We are trying to switch our compression algorithm from snappy to zstd, we are seeing about 25% more compressed bytes which is good but we are also seeing more CPU usage which is bad. We ended up adding 60% more pods to handle the same traffic load.

We are using sarama v1.14.0 and klauspost v1.71.4.

We generated a few stack traces and found about 75 go routines are stuck waiting for malloc, I haven't find a zstd go routine doing any real work except waiting for the malloc.

I think the malloc is from this line:

https://github.com/klauspost/compress/blob/v1.17.4/zstd/encoder.go#L516 // If less than 1MB, allocate a buffer up front. if len(dst) == 0 && cap(dst) == 0 && len(src) < 1<<20 && !e.o.lowMem { dst = make([]byte, 0, len(src)) }

Related issue is also fired on zstd compression library: https://github.com/klauspost/compress/issues/987

After discussion with clauspost/compress community, the recommendation is to pass a pre-allocated dst buffer instead of nil (2nd argument in the below code segment):

https://github.com/IBM/sarama/blob/main/compress.go#L190 case CompressionZSTD: return zstdCompress(ZstdEncoderParams{level}, nil, data)
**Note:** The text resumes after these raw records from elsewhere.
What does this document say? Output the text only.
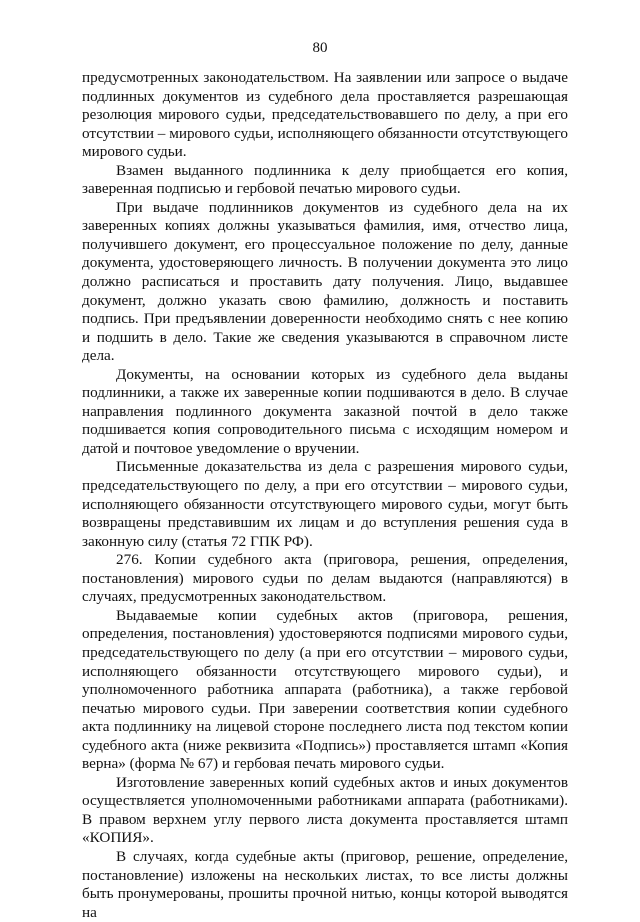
80

предусмотренных законодательством. На заявлении или запросе о выдаче подлинных документов из судебного дела проставляется разрешающая резолюция мирового судьи, председательствовавшего по делу, а при его отсутствии – мирового судьи, исполняющего обязанности отсутствующего мирового судьи.

Взамен выданного подлинника к делу приобщается его копия, заверенная подписью и гербовой печатью мирового судьи.

При выдаче подлинников документов из судебного дела на их заверенных копиях должны указываться фамилия, имя, отчество лица, получившего документ, его процессуальное положение по делу, данные документа, удостоверяющего личность. В получении документа это лицо должно расписаться и проставить дату получения. Лицо, выдавшее документ, должно указать свою фамилию, должность и поставить подпись. При предъявлении доверенности необходимо снять с нее копию и подшить в дело. Такие же сведения указываются в справочном листе дела.

Документы, на основании которых из судебного дела выданы подлинники, а также их заверенные копии подшиваются в дело. В случае направления подлинного документа заказной почтой в дело также подшивается копия сопроводительного письма с исходящим номером и датой и почтовое уведомление о вручении.

Письменные доказательства из дела с разрешения мирового судьи, председательствующего по делу, а при его отсутствии – мирового судьи, исполняющего обязанности отсутствующего мирового судьи, могут быть возвращены представившим их лицам и до вступления решения суда в законную силу (статья 72 ГПК РФ).

276. Копии судебного акта (приговора, решения, определения, постановления) мирового судьи по делам выдаются (направляются) в случаях, предусмотренных законодательством.

Выдаваемые копии судебных актов (приговора, решения, определения, постановления) удостоверяются подписями мирового судьи, председательствующего по делу (а при его отсутствии – мирового судьи, исполняющего обязанности отсутствующего мирового судьи), и уполномоченного работника аппарата (работника), а также гербовой печатью мирового судьи. При заверении соответствия копии судебного акта подлиннику на лицевой стороне последнего листа под текстом копии судебного акта (ниже реквизита «Подпись») проставляется штамп «Копия верна» (форма № 67) и гербовая печать мирового судьи.

Изготовление заверенных копий судебных актов и иных документов осуществляется уполномоченными работниками аппарата (работниками). В правом верхнем углу первого листа документа проставляется штамп «КОПИЯ».

В случаях, когда судебные акты (приговор, решение, определение, постановление) изложены на нескольких листах, то все листы должны быть пронумерованы, прошиты прочной нитью, концы которой выводятся на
HenryCaiHaiying commented 1 month ago

If sarama community thinks this is the right way to fix this problem to make zstd compression performant, I can submit a PR to add the following config option for zstd compression path:

Producer.Compression.ZStandard.DestinationBufferSize = 4096

In zstd.go, each ZstdEncoder can have pre-allocated slice dstBuffer of DesintationBufferSize if this param is set. When function zstdCompress() is invoked and when dst argument is nil and len(src) is less than DestinationBufferSize, we will use this pre-allocated dstBuffer slice to call the underlying zstd library.